I’m nearing the end of my first semester as a PhD student in Math education. Of the many lessons and content I learned over the past few months, I’d like to share two (for now).

*Lesson 1) There is a much richer scholarship and history of social justice in math education research than you’d think (or that I’d have thought).*

I should certainly restrict this to myself, but my guess is it applies broadly. It wasn’t until, say 2014 or 2015 that social justice issues in math education began to appear in mainstream professional development and conferences. Or at least, that’s my perception based on my limited and biased math content that I consume. I certainly didn’t see “equity committees” or “director of equity” job positions until around the mid 2010’s (not that that’s the best indicator, as I’m skeptical that these positions help organizations actually promote equity in the world).

There is a robust library of scholarship around Critical Race Theory and social justice that we’re only now seeing in practitioner-based commentary, conferences, and professional development. And much of said commentary only appears in a mealy-mouthed or perfunctory manner. Imagine how much further along we’d be if we’d (again: I’d) done our homework, drawing on the expertise of some of the giants in the field such as the Maisie Gholson, Danny Martin, Rochelle Gutierrez, and other Black and Latino/a scholars. While I was cursorily familiar with some of these and other scholars’ work from recent articles, it behooves me to look back at research on social justice that predates 2010.

*Lesson 2) I need to be doing more *math* in professional development.*

Again, I’m writing this but pointing the finger at myself.

In one of my classes we started off every session with fraction problems, most of which were taken from Lamon (2012). While ostensibly these are problems for students anywhere from Grade 3 to 5, they provided rich discussion and avenues for learning. We were able to question things like, “why can’t we have a fraction within a fraction?”

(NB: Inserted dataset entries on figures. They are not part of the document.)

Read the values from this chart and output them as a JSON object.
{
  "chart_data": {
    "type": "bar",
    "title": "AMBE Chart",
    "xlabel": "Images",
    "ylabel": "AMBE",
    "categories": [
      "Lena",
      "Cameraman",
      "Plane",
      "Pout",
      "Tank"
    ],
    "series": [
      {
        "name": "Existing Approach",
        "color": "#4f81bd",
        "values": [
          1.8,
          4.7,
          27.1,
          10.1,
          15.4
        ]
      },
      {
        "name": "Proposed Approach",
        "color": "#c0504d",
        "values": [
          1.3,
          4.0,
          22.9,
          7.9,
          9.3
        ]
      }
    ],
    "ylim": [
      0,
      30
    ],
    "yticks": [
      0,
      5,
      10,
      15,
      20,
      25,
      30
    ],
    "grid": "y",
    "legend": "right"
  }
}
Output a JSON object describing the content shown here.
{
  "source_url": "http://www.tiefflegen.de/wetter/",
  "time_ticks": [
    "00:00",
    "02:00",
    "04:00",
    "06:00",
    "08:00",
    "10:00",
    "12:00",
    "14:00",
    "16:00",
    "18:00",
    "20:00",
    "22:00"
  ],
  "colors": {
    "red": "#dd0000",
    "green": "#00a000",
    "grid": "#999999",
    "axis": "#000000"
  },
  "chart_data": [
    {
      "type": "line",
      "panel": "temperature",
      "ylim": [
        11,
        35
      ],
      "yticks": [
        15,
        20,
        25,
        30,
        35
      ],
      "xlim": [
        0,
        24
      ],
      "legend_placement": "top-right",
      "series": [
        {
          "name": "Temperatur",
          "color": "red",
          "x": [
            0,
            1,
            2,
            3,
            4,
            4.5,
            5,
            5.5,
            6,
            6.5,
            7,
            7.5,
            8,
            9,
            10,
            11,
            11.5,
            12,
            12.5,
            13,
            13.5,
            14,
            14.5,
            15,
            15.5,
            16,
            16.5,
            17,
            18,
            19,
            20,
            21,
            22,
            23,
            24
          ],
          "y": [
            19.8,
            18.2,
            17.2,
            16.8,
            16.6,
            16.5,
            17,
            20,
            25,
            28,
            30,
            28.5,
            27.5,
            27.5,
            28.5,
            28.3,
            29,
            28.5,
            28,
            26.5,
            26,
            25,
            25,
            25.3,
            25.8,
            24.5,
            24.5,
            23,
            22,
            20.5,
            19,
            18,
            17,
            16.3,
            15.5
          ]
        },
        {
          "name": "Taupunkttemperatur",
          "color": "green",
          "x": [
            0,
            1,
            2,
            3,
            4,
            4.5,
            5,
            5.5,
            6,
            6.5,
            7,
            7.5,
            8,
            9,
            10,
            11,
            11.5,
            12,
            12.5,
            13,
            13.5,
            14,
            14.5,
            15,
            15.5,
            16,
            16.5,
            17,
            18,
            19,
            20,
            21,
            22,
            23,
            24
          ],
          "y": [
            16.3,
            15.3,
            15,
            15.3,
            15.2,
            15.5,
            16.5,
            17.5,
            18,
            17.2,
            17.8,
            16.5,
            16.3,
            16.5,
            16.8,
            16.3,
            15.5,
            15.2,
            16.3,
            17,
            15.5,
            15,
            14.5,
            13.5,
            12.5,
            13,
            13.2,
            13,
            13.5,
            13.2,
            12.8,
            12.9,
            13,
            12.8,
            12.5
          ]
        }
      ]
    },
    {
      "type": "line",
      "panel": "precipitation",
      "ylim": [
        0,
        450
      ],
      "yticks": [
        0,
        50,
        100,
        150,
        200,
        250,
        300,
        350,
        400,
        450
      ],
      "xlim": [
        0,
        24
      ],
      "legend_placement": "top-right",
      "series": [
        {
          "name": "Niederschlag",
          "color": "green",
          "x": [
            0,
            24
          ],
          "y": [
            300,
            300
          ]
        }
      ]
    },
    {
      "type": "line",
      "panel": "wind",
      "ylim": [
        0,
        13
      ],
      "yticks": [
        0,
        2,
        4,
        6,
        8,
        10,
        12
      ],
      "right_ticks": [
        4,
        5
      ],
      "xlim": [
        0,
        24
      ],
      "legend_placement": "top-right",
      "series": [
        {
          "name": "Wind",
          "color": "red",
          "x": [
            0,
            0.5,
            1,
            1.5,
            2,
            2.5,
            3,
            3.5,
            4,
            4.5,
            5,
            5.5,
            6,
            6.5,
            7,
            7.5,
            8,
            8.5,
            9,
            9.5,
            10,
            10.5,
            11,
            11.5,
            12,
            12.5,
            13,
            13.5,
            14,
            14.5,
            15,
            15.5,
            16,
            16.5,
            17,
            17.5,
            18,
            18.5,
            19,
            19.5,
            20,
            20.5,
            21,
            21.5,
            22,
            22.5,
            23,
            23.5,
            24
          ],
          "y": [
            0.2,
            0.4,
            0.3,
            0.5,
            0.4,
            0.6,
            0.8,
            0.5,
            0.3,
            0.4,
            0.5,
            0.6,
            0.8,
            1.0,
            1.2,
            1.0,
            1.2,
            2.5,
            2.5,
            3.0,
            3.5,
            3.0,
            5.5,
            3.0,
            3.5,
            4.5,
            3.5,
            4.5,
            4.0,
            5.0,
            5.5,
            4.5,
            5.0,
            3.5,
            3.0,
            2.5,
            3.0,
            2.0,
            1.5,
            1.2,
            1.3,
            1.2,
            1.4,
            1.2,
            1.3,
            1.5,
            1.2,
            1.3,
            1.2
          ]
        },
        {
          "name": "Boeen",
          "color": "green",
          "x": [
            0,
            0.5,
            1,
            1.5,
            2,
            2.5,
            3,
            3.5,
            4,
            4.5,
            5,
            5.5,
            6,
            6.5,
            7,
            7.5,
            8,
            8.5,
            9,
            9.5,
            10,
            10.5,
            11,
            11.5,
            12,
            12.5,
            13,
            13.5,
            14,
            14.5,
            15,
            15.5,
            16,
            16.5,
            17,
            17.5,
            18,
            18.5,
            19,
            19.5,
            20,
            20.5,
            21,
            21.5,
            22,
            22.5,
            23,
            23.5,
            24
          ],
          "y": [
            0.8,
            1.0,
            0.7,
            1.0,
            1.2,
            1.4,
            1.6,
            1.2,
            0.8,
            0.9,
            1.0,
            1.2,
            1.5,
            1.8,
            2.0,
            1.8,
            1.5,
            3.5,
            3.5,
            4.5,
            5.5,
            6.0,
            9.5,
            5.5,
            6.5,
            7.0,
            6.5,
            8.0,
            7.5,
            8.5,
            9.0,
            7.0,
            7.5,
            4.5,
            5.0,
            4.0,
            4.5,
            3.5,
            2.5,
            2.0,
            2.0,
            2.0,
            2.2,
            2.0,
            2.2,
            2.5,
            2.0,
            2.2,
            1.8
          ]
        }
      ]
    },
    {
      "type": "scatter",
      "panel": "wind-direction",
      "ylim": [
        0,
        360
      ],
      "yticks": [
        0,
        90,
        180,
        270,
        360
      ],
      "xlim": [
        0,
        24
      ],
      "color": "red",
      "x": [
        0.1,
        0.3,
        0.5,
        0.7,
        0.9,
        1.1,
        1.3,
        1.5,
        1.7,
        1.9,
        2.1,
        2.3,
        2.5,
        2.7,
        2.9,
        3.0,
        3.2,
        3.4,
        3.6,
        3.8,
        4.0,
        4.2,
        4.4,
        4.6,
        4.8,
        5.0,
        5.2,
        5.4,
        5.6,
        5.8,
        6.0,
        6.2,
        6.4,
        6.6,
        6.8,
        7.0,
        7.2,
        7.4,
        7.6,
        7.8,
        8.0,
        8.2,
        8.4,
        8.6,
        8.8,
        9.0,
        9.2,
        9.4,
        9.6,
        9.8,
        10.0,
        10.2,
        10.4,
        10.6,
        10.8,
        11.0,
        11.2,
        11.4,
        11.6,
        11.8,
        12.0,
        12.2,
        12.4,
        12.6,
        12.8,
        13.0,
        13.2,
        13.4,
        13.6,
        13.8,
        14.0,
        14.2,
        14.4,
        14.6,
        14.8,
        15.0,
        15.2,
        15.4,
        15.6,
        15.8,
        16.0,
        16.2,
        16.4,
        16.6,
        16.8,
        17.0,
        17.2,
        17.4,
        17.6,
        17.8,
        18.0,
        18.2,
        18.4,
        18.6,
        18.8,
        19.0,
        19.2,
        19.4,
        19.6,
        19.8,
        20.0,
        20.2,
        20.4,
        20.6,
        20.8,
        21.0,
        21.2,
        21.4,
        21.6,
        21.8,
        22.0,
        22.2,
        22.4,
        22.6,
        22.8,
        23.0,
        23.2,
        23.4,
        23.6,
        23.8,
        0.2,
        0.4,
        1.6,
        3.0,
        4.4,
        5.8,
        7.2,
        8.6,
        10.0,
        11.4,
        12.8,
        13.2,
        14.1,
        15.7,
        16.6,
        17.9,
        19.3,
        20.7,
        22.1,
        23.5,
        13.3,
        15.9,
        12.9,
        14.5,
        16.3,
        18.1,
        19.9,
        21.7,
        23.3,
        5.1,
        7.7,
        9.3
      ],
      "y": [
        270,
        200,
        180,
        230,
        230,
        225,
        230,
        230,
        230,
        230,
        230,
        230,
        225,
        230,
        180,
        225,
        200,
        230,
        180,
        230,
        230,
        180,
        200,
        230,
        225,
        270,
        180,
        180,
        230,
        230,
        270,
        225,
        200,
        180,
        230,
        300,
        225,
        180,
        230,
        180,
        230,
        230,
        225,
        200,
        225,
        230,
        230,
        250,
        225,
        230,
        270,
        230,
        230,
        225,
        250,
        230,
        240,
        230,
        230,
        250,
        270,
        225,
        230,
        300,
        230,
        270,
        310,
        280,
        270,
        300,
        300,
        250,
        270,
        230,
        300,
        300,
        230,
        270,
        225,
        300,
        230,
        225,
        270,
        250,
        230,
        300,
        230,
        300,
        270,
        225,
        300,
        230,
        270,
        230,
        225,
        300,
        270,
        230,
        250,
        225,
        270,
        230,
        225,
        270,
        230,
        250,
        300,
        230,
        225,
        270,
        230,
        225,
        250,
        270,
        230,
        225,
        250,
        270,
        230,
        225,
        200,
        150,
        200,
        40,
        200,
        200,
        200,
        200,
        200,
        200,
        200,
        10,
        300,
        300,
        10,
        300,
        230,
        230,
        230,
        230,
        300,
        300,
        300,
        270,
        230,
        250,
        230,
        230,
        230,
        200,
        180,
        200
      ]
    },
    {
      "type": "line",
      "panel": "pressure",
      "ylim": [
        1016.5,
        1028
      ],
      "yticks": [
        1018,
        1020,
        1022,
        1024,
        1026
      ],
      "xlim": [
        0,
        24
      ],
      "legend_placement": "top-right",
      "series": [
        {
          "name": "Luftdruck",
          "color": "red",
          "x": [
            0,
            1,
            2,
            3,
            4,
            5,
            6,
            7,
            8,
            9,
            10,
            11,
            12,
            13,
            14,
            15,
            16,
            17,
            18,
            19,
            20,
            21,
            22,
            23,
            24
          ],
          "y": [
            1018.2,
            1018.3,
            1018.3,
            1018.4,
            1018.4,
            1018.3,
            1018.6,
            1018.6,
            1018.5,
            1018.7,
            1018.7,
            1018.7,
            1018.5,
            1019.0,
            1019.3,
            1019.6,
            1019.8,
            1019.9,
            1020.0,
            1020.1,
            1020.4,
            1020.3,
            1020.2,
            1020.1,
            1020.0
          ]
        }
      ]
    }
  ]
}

But you don’t have to take my word for it! There is also research to support this. In a lengthy study, Campbell et al. (2004) found that student growth occurred when teachers had both the belief that students could succeed *and* the requisite pedagogical and content knowledge.

Going forward I’d like to incorporate more *doing math* in my professional development. A lot of times I facilitate a *little bit* of a problem, typically the launch to a problem-based activity. However, there’s also much to learn about the actual doing of the math itself and the discussion it produces.

Unfortunately, this does take time. Our fifth grade fraction problems would take 5-10 minutes to solve and up to 40 minutes to discuss. And as rich as those discussions are, it’s challenging to yield that much time in a conference or PD session. But if we want to be “research based” then I need to figure it out.

And it’s also quite fun.

I have more lessons learned and insights based on my coursework that I’ll continue to share in future posts. I also learned quite a bit from producing papers on assessment that will surely appear on this blog and other places.

If you’re interested (for some strange reason) on other reflections over the course of the semester, you can check out the tab at the top of this website that says “Geoff’s PhD Musings.” We were required to keep a journal of our weekly progression. Some of it is math research related, much of it is not. It’s certainly not required reading.

**References**

Campbell, P. F., Nishio, M., Smith, T. M., Clark, L. M., Conant, D. L., Rust, A. H., Neumayer DePiper, J., Frank, T. J., Griffin, M. J., & Choi, Y. (2014). The relationship between teachers’ mathematical content and pedagogical knowledge, teachers’ perceptions, and student achievement. *Journal for Research in Mathematics Education*, *45*(4), 419-459.

Lamon, S. J. (2012). *Teaching fractions and ratios for understanding: Essential content knowledge and instructional strategies for teachers* (3rd Edition). New York: Routledge.

Are you familiar with Marilyn Frankenstein’s work or Nel Nodding’s work or Ole Skovsmose? Their work on critical mathematics education guided me in the late 1990’s.

I was exposed to Frankenstein this semester, but haven’t seen as Nodding or Skovsmose. I’ll be sure to do so during the holiday break.